On March 12th, the U.S. Senate passed the largest piece of housing legislation in 36 years with overwhelming bipartisan support. Called the ‘21st Century ROAD to Housing Act’, it aims to expand housing supply and improve affordability by streamlining federal environmental reviews, reducing regulatory barriers to construction, and modernizing rules for manufactured and factory-built housing.

It seeks to broaden the legal definition of manufactured housing by removing the requirement for a permanent steel chassis, and updates mortgage lending standards to enable such homes to qualify for traditional, lower-cost financing, expanding credit access, and supporting faster, more scalable housing supply.

The legislation also increases federal support for development through higher loan limits and expanded grant programs, encourages redevelopment of vacant and aging properties, and unlocks private capital while preserving local zoning authority.

It also seeks to curb bulk acquisitions of single-family homes by large institutional investors, while using federal incentives and restrictions to discourage further accumulation, alongside updates to housing programs and financing channels aimed at expanding access to homeownership.

It also includes provisions to expand mortgage access, support smaller lenders and modernize underwriting and appraisal processes to lower borrowing costs and widen access to homeownership.

President Trump also supports the legislation and issued two EOs on March 13th, one aimed at cutting regulatory hurdles to housing construction and another focused on loosening mortgage credit rules for smaller banks.

Specifically, the EO related to regulatory barriers directed the Environmental Protection Agency (EPA) and the U.S. Army Corps of Engineers to streamline permitting and review environmental, energy, and water-efficiency rules seen as constraining housing construction.

While the one related to mortgage credit rules urged regulators to ease mortgage lending standards for community and smaller banks, including capital, appraisal, and underwriting requirements, to expand credit access and lower borrowing costs.

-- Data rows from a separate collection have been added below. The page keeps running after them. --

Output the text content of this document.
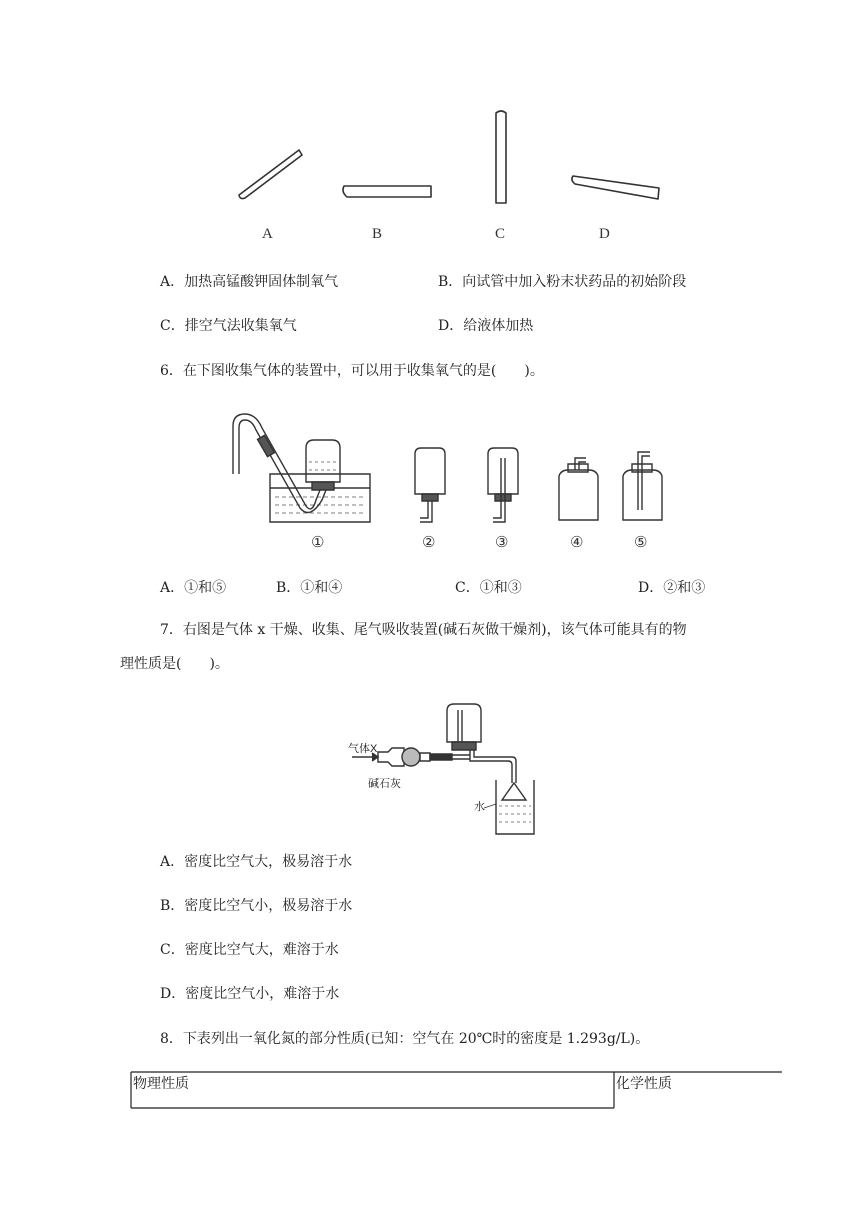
A	B	C	D
A．加热高锰酸钾固体制氧气	B．向试管中加入粉末状药品的初始阶段
C．排空气法收集氧气	D．给液体加热
6．在下图收集气体的装置中，可以用于收集氧气的是(　　)。
①	②	③	④	⑤
A．①和⑤	B．①和④	C．①和③	D．②和③
7．右图是气体 x 干燥、收集、尾气吸收装置(碱石灰做干燥剂)，该气体可能具有的物
理性质是(　　)。
气体X
碱石灰
水
A．密度比空气大，极易溶于水
B．密度比空气小，极易溶于水
C．密度比空气大，难溶于水
D．密度比空气小，难溶于水
8．下表列出一氧化氮的部分性质(已知：空气在 20℃时的密度是 1.293g/L)。
物理性质	化学性质
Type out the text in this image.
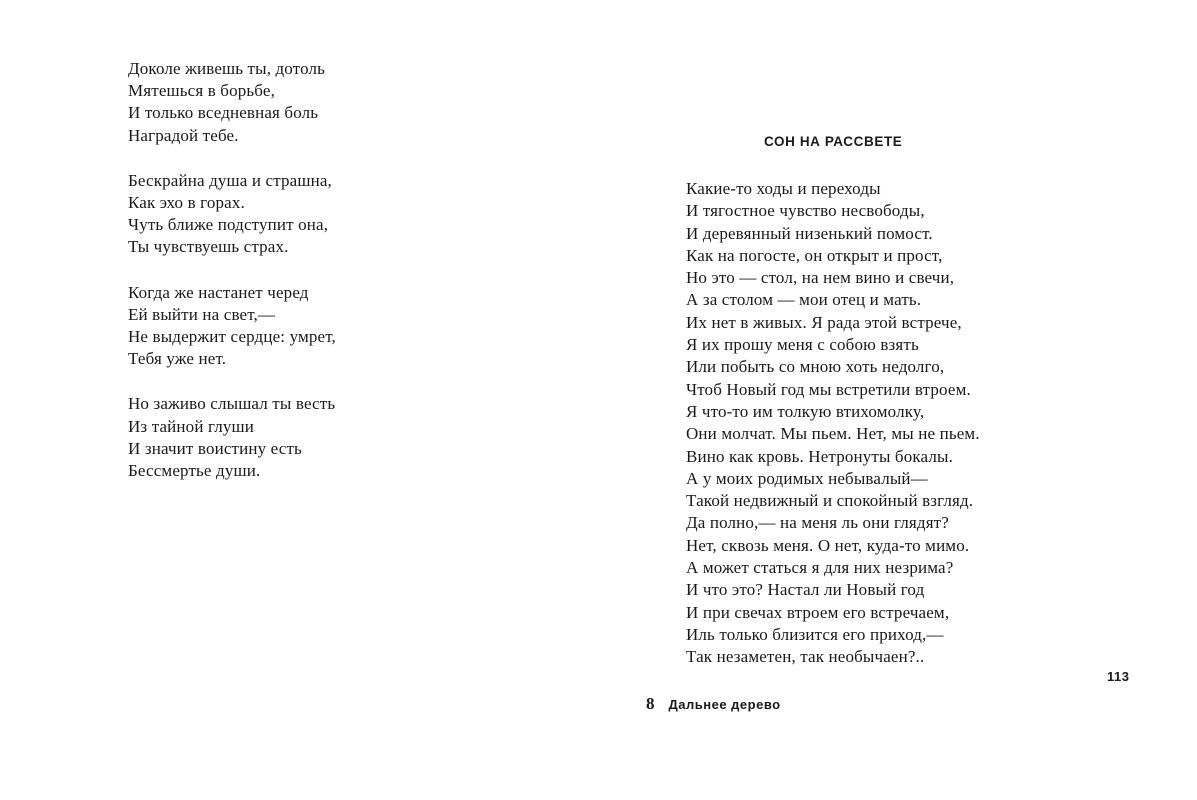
Доколе живешь ты, дотоль
Мятешься в борьбе,
И только вседневная боль
Наградой тебе.
Бескрайна душа и страшна,
Как эхо в горах.
Чуть ближе подступит она,
Ты чувствуешь страх.
Когда же настанет черед
Ей выйти на свет,—
Не выдержит сердце: умрет,
Тебя уже нет.
Но заживо слышал ты весть
Из тайной глуши
И значит воистину есть
Бессмертье души.
СОН НА РАССВЕТЕ
Какие-то ходы и переходы
И тягостное чувство несвободы,
И деревянный низенький помост.
Как на погосте, он открыт и прост,
Но это — стол, на нем вино и свечи,
А за столом — мои отец и мать.
Их нет в живых. Я рада этой встрече,
Я их прошу меня с собою взять
Или побыть со мною хоть недолго,
Чтоб Новый год мы встретили втроем.
Я что-то им толкую втихомолку,
Они молчат. Мы пьем. Нет, мы не пьем.
Вино как кровь. Нетронуты бокалы.
А у моих родимых небывалый—
Такой недвижный и спокойный взгляд.
Да полно,— на меня ль они глядят?
Нет, сквозь меня. О нет, куда-то мимо.
А может статься я для них незрима?
И что это? Настал ли Новый год
И при свечах втроем его встречаем,
Иль только близится его приход,—
Так незаметен, так необычаен?..
113
8 Дальнее дерево
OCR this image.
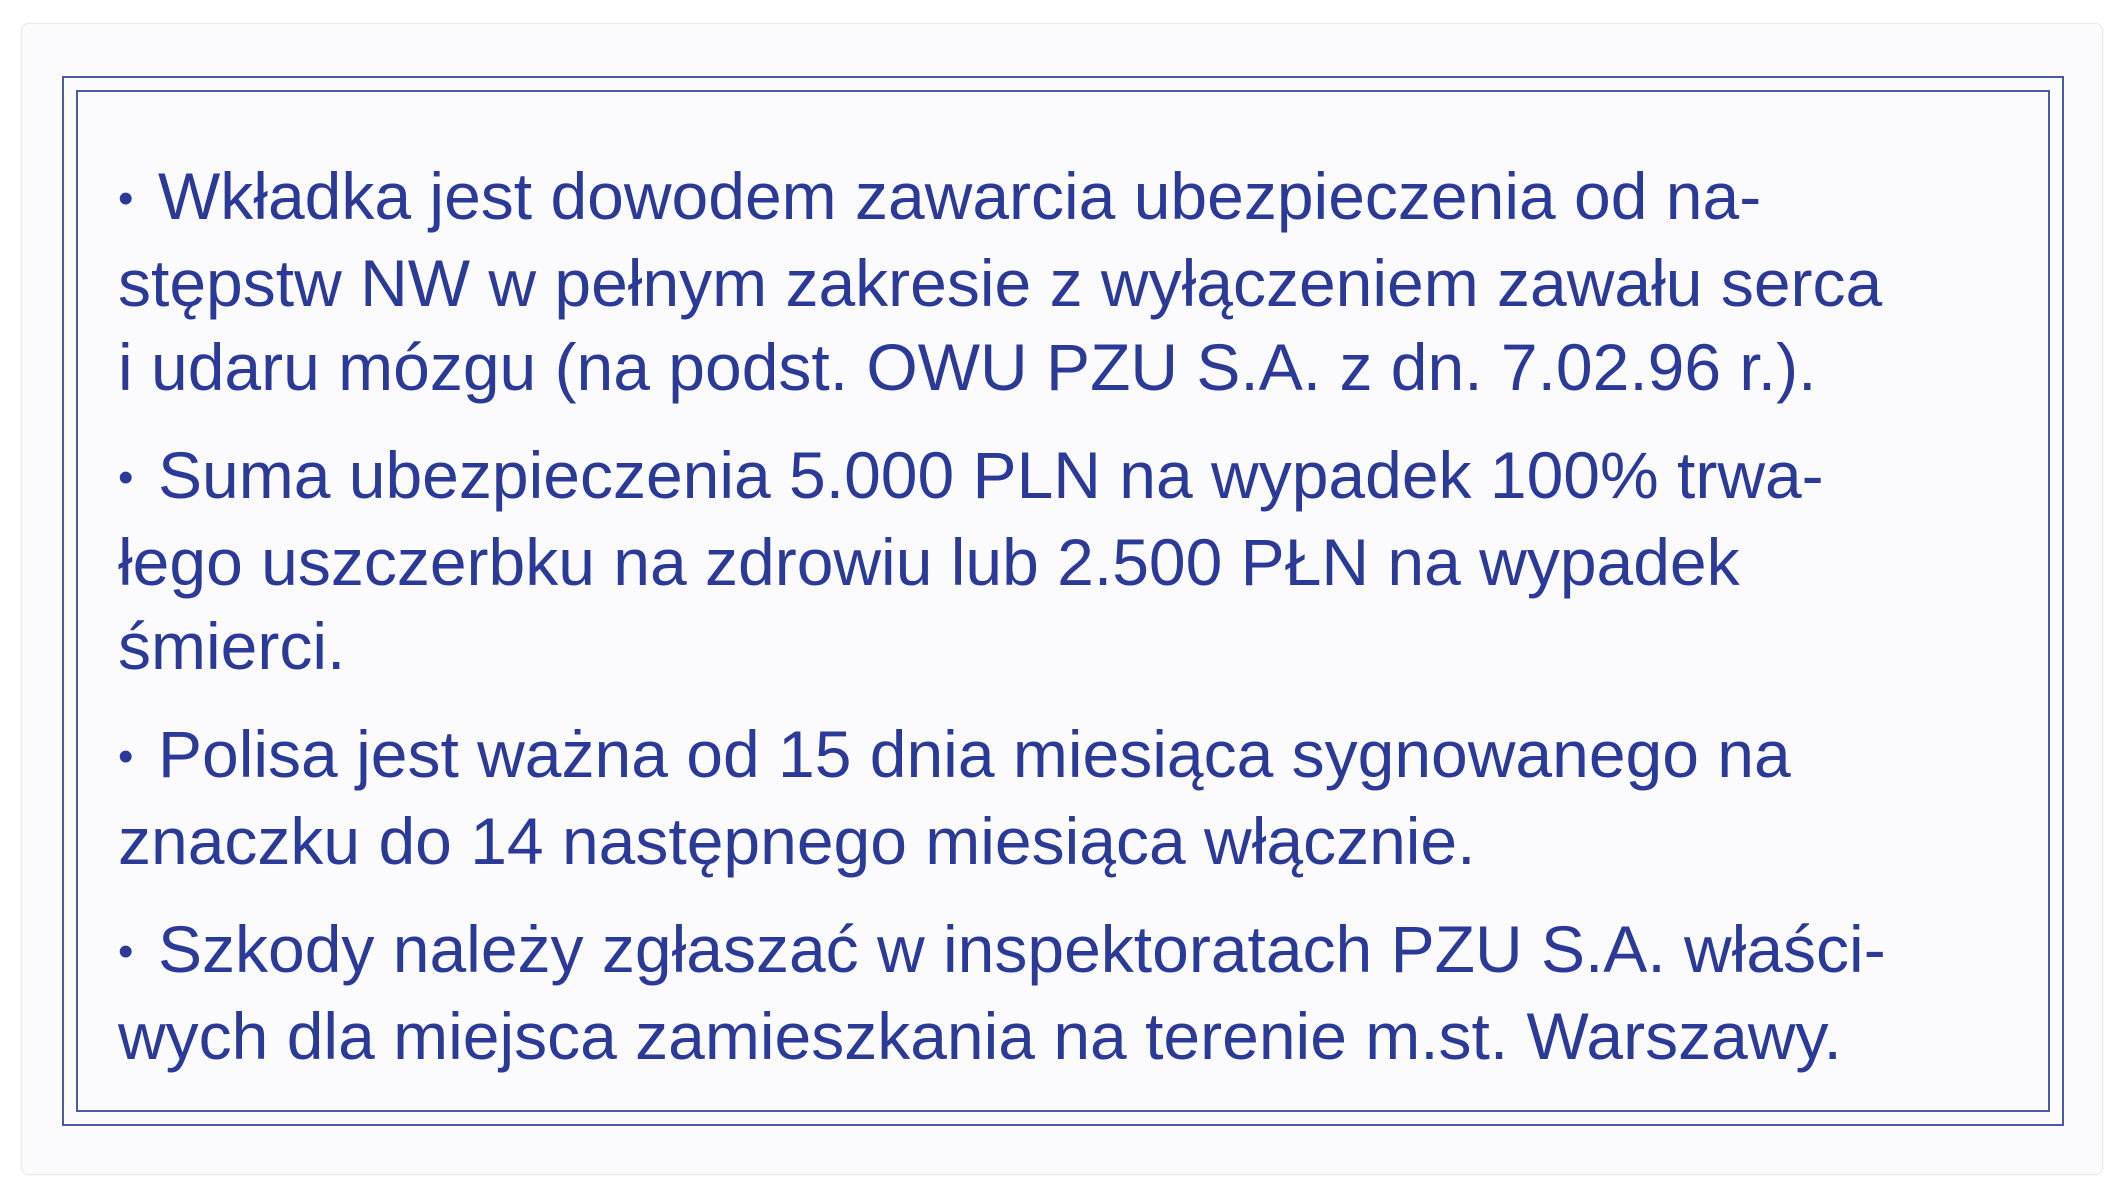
• Wkładka jest dowodem zawarcia ubezpieczenia od na-
stępstw NW w pełnym zakresie z wyłączeniem zawału serca
i udaru mózgu (na podst. OWU PZU S.A. z dn. 7.02.96 r.).

• Suma ubezpieczenia 5.000 PLN na wypadek 100% trwa-
łego uszczerbku na zdrowiu lub 2.500 PŁN na wypadek
śmierci.

• Polisa jest ważna od 15 dnia miesiąca sygnowanego na
znaczku do 14 następnego miesiąca włącznie.

• Szkody należy zgłaszać w inspektoratach PZU S.A. właści-
wych dla miejsca zamieszkania na terenie m.st. Warszawy.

However, the prospects of the 21st Century ROAD to Housing Act remain uncertain as it moves to the House, where lawmakers from both parties have policy disagreements with their counterparts in the Senate.

Moreover, President Trump himself, despite indicating support to the legislation and having issued EOs with similar provisions as the legislation, has cast considerable doubt in recent days on its chances of enactment by having said that he will withhold signing of any legislation until Congress passes stricter election rules—such as tighter voter eligibility and registration requirements—that remain stalled in the Senate, leaving divided Republicans with little incentive to coalesce around the proposal.

That said, even if the Regulatory EOs are fully implemented, it could accelerate permitting and supply, though the impact would be gradual. Borrowing conditions could improve within months, but any meaningful relief on prices and rents would take longer to materialize.

While the limits on institutional investors – who own roughly 1–4% of single-family homes – and mortgage-backed securities purchases are expected to have only a modest effect on overall housing costs.